Torans are a sign of welcome and honour for the bridegroom and a marriage procession arriving to a bride’s home (or a place of marriage), victors coming home, a deity being brought to home, or family member returning from a long-lasting voyage. A bridegroom has to wait under the toran of the gate till formally invited inside. Army platoons, returning from a remarkable venture touch their spearheads or flag-tips to the Toran.
Torans are hung over town or fort gates to ward off the evil or diseases. Shopkeepers in India hang seven green chilies and a lemon through a black thread to ward off evil effects of Saturn and generate good business. These hangings are changed nominally every Saturday, or more frequently during lean periods.
Torans touch the head part of an opening as a decoration, but a doorway Toran that touches or swipes the head blesses every person passing under it, showering with an abundance of love, prosperity, health and happiness. The Toran is very often a part of a bride’s trousseau as it brings prosperity and well being for the groom and his family.
Torans symbolically mark the alliance or dominance. No political gathering is without it. Toran hanging is beginning of festivity. Marriage, birth, child naming ceremony, social or political gatherings, all start with a Toran. Several torans, criss crossing an open ground create effect of an arena.
Highly polished thin Bronze metal sheets were hung high masts, on Eastern front of the ancient Egyptian temples, to glow with the first rays of rising Sun denoting arrival of Ra -the Sun God.

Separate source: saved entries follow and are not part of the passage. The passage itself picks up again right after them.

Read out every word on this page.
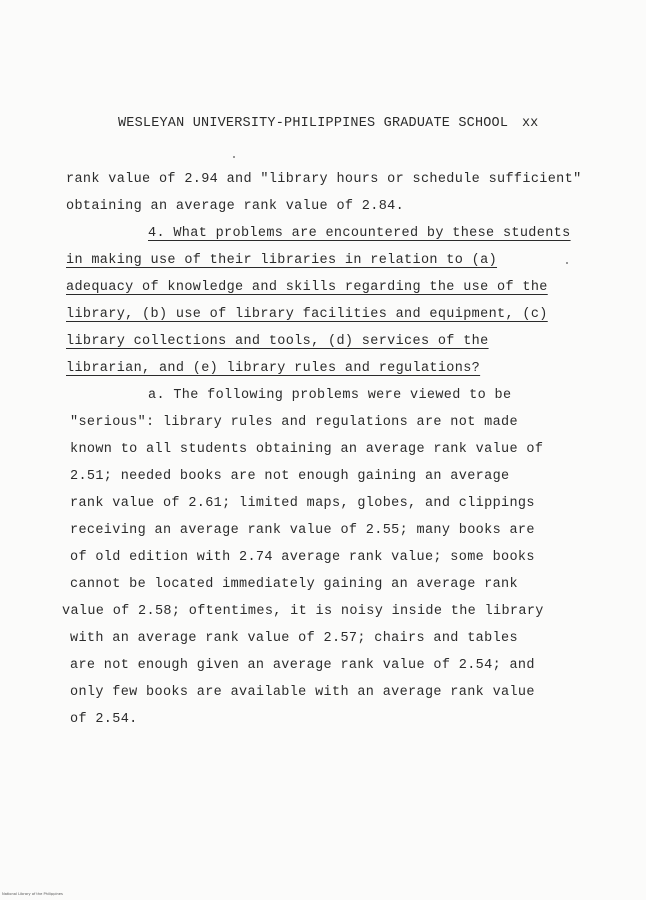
WESLEYAN UNIVERSITY-PHILIPPINES GRADUATE SCHOOL xx
rank value of 2.94 and "library hours or schedule sufficient"
obtaining an average rank value of 2.84.
4. What problems are encountered by these students
in making use of their libraries in relation to (a)
adequacy of knowledge and skills regarding the use of the
library, (b) use of library facilities and equipment, (c)
library collections and tools, (d) services of the
librarian, and (e) library rules and regulations?
a. The following problems were viewed to be
"serious": library rules and regulations are not made
known to all students obtaining an average rank value of
2.51; needed books are not enough gaining an average
rank value of 2.61; limited maps, globes, and clippings
receiving an average rank value of 2.55; many books are
of old edition with 2.74 average rank value; some books
cannot be located immediately gaining an average rank
value of 2.58; oftentimes, it is noisy inside the library
with an average rank value of 2.57; chairs and tables
are not enough given an average rank value of 2.54; and
only few books are available with an average rank value
of 2.54.
National Library of the Philippines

The Torii Gate of Japan is symbolically very close to Gates of Sanchi Stupa, India. Both represent a bent bridging line (flexibility of string) between two poles, the essence of a Toran. Similarly the ‘Pai Lous’, or Gateways of Chinese architecture have features of Toran.
VARIETIES of TORAN
Earliest Torans were Buntings with objects hanging from a rope or string. The flexible string made the objects mobile and vibrant. The softness of the string and the dynamic form of the hangings are the essence of a Toran.
● Torans are made of perishable materials like flowers, (marigolds, roses, jasmine) fruits (bananas, pineapples and coconut), vegetables, green or dried leaves (Neem, Mango or Asopalav -Polyalthia longifolia, false ashok) of trees.
● Torans of Soft materials like pieces of ropes and fabrics (embroidered, patch-worked, printed and painted), paper (cut pieces, ribbons and formed into floral or lantern shapes).
● Torans are made of lasting materials, glass beads and thin metal sheets and foils and plastic extruded shapes.
● Architectural Torans are made of carved stones and wood. These built torans work as a bracket reducing the span of door heads. These may take the form of inclined support or corbelled-arch or partial support bracket.
● Chitra torans are drawn versions over top sections of the real or imaginary door, gates and also walls.
● Makara or Pātrā Toran (made of terracotta, brass and copper vessels are used on Temple entrances, town gates and in public squares.
● Illuminated Torans is a modern version of Toran. These could be as a series of lights, programmed to various types sequences, Neon lights, LEDs and LCDs with colour dynamic and variegated colour combinations. Other Torans in this category include Pyro Fire-works.